La justice ordonne la détention préventive d'un médecin pour falsification présumée d'actes de naissance en République dominicaine

Le docteur Yorkys Darío Espiritusanto Núñez doit passer trois mois en détention préventive au CCR-14 d'Anamuya, Higüey. Cette décision a été prise par le juge Francis Diloné dans le cadre de la procédure judiciaire qui enquête sur la prétendue falsification des documents utilisés pour enregistrer les naissances de personnes étrangères comme si elles s'étaient produites en République Dominicaine.

La mesure vise à garantir le déroulement de l'enquête et à préserver l'intégrité du processus pendant que les faits sont clarifiés.

L'affaire reste ouverte et, jusqu'à présent, il n'a pas été rendu public combien d'actes de naissance pourraient être concernés, ni combien de personnes auraient bénéficié des documents en question.

Les autorités s'efforcent d'établir la portée réelle des documents modifiés et de déterminer si ceux-ci ont été utilisés dans des procédures devant l'état civil.

Comme indiqué Journal gratuitl'enquête est née d'une plainte déposée par l'hôpital maternel et infantile Nuestra Señora de La Altagracia.

Les directeurs de l'établissement ont rapporté que c'est un employé qui a détecté des documents portant le logo et le sceau de l'hôpital, ainsi que des signatures attribuées à des fonctionnaires, qui n'auraient pas été délivrées par les procédures officielles.

Après l'alerte, l'hôpital a déposé une plainte et a remis les documents jugés irréguliers au ministère public.

Le directeur de l'hôpital, Juan Félix Medina Santana, a expliqué qu'après l'avertissement interne, l'institution a procédé à un examen qui a permis d'identifier les certificats qui, selon ses termes, n'avaient pas été générés conformément aux procédures institutionnelles.

Plusieurs de ces documents contenaient une signature attribuée au directeur lui-même ainsi que le sceau de l'hôpital, en plus de la signature d'un ancien directeur adjoint identifié comme étant le Dr Rodríguez Reyes.

L'un des éléments présentés au tribunal était une expertise de l'Institut national des sciences médico-légales (Inacif).

L'analyse, présentée par l'avocat Manuel Alejandro Rodríguez Carpio, représentant légal de l'hôpital, a conclu que l'une des signatures incluses dans les documents ne correspond pas à la signature authentique du fonctionnaire à qui elle est attribuée.

Rodríguez Carpio a souligné que « à l'Inacif, on a constaté que la signature sur les documents n'était pas la même » et a ajouté que, selon l'enquête, le médecin avait ordonné qu'un sceau similaire à celui utilisé par le directeur du centre soit fabriqué dans une imprimerie.

Gros plan de deux mains masculines avec poignets joints par des menottes métalliques sur fond sombre.

Le directeur de l'hôpital a également mentionné l'existence de commentaires internes sur le comportement du médecin faisant l'objet de l'enquête, bien qu'il ait précisé qu'il ne pouvait pas affirmer ces faits avec certitude et les a mentionnés uniquement comme des versions qui circulent au sein de l'institution.

La Commission électorale centrale (JCE) examine si les certificats prétendument falsifiés ont été utilisés pour les inscriptions au registre civil.

Selon Journal gratuitle directeur de l'hôpital a expliqué que les démarches en question n'auraient pas été réalisées dans la délégation JCE installée au sein de l'hôpital, mais dans un autre service du corps électoral.

Les actes de naissance vivante jouent un rôle fondamental dans le système d'état civil de la République dominicaine.
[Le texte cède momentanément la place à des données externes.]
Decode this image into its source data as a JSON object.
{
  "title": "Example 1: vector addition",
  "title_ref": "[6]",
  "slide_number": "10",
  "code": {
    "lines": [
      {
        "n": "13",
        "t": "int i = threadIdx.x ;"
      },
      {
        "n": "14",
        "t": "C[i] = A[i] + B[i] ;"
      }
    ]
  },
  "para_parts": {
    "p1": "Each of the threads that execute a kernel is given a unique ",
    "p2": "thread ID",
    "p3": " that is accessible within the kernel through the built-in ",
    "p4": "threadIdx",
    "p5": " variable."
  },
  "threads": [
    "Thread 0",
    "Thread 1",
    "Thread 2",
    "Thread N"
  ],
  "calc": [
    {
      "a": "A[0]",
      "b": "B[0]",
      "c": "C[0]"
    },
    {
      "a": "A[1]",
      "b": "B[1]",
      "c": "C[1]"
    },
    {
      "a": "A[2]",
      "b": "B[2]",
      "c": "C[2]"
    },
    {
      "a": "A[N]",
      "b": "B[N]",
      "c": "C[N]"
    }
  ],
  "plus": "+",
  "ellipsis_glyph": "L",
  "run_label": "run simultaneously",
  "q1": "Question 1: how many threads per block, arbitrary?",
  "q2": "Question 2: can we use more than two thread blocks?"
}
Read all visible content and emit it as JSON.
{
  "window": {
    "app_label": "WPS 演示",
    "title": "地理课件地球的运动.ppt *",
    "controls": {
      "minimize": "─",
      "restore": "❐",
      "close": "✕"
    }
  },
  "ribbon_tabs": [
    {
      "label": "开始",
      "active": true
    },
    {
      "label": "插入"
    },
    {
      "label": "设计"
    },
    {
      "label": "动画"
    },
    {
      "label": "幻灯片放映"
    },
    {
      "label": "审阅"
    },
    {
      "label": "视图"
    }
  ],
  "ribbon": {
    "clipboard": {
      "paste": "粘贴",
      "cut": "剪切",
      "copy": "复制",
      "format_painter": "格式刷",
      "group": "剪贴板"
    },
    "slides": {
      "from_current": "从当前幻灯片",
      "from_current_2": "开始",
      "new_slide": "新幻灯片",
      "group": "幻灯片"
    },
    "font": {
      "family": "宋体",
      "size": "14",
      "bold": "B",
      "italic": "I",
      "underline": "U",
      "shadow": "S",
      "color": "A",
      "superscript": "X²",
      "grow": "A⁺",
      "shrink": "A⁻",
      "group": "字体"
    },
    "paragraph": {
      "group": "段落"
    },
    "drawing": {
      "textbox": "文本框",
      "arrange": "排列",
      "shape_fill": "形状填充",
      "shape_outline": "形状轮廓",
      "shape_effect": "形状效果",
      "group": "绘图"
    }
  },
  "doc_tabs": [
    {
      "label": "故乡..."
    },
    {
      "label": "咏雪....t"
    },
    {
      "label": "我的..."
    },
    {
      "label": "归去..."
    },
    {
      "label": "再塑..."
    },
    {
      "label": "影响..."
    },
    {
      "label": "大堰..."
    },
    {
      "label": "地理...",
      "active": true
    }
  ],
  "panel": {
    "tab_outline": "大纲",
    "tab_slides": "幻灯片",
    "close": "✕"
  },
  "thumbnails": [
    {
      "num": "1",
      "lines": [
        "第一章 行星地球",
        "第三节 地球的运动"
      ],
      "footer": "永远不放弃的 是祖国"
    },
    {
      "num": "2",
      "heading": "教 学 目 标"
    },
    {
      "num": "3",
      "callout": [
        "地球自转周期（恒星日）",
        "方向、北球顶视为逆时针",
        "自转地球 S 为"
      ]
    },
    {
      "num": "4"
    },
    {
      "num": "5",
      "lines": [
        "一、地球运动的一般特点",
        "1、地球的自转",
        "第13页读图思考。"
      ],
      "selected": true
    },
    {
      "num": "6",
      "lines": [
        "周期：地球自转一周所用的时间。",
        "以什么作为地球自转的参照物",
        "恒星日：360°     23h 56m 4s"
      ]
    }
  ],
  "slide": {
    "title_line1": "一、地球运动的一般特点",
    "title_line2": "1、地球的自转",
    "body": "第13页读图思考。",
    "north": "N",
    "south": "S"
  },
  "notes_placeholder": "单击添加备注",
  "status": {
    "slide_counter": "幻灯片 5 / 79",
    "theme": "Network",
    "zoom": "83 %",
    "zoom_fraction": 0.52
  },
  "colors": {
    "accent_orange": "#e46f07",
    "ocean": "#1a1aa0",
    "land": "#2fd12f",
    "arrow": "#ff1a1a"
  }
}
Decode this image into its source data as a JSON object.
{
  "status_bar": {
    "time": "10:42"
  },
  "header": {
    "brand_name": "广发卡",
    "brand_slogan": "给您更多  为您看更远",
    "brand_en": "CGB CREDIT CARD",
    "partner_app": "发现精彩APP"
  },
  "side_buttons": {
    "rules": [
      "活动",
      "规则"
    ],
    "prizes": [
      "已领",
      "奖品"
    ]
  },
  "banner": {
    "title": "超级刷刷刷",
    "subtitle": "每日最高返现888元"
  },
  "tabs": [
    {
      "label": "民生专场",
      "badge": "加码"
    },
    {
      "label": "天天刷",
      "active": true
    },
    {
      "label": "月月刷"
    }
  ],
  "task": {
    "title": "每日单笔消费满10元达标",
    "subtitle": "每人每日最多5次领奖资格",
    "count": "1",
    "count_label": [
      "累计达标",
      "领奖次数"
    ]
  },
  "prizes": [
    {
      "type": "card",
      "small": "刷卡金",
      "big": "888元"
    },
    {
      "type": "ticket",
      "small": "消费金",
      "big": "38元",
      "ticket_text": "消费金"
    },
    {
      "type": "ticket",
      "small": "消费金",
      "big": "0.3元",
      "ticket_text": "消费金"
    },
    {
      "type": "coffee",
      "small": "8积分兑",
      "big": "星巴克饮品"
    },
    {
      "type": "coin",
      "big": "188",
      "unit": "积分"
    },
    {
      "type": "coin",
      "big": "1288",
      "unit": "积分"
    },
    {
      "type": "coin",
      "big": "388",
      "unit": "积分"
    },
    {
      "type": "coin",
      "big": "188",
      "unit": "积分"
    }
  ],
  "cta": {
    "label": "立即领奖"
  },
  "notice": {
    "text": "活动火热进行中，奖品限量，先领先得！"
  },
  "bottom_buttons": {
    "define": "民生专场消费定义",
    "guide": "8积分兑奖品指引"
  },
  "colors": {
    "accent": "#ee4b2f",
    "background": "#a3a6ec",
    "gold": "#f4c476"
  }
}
Conformément à la loi 4-23, Actes organiques de l'état civil, la naissance doit être constatée devant l'officier civil en vérifiant ou authentifiant le certificat délivré par le médecin qui a assisté à la naissance ou par l'autorité médicale de l'hôpital ou de la clinique correspondante.

Le règlement prévoit également qu'une déclaration d'état civil fondée sur de fausses preuves peut être annulée judiciairement et que les responsables peuvent être traduits en justice pour mensonge dans un acte public.

Jusqu'à présent, il n'a pas été déterminé si Espiritusanto Núñez avait agi seul ou si d'autres personnes étaient impliquées dans la prétendue manœuvre. Le processus judiciaire se poursuivra pendant que le médecin purgera la détention préventive ordonnée par le tribunal.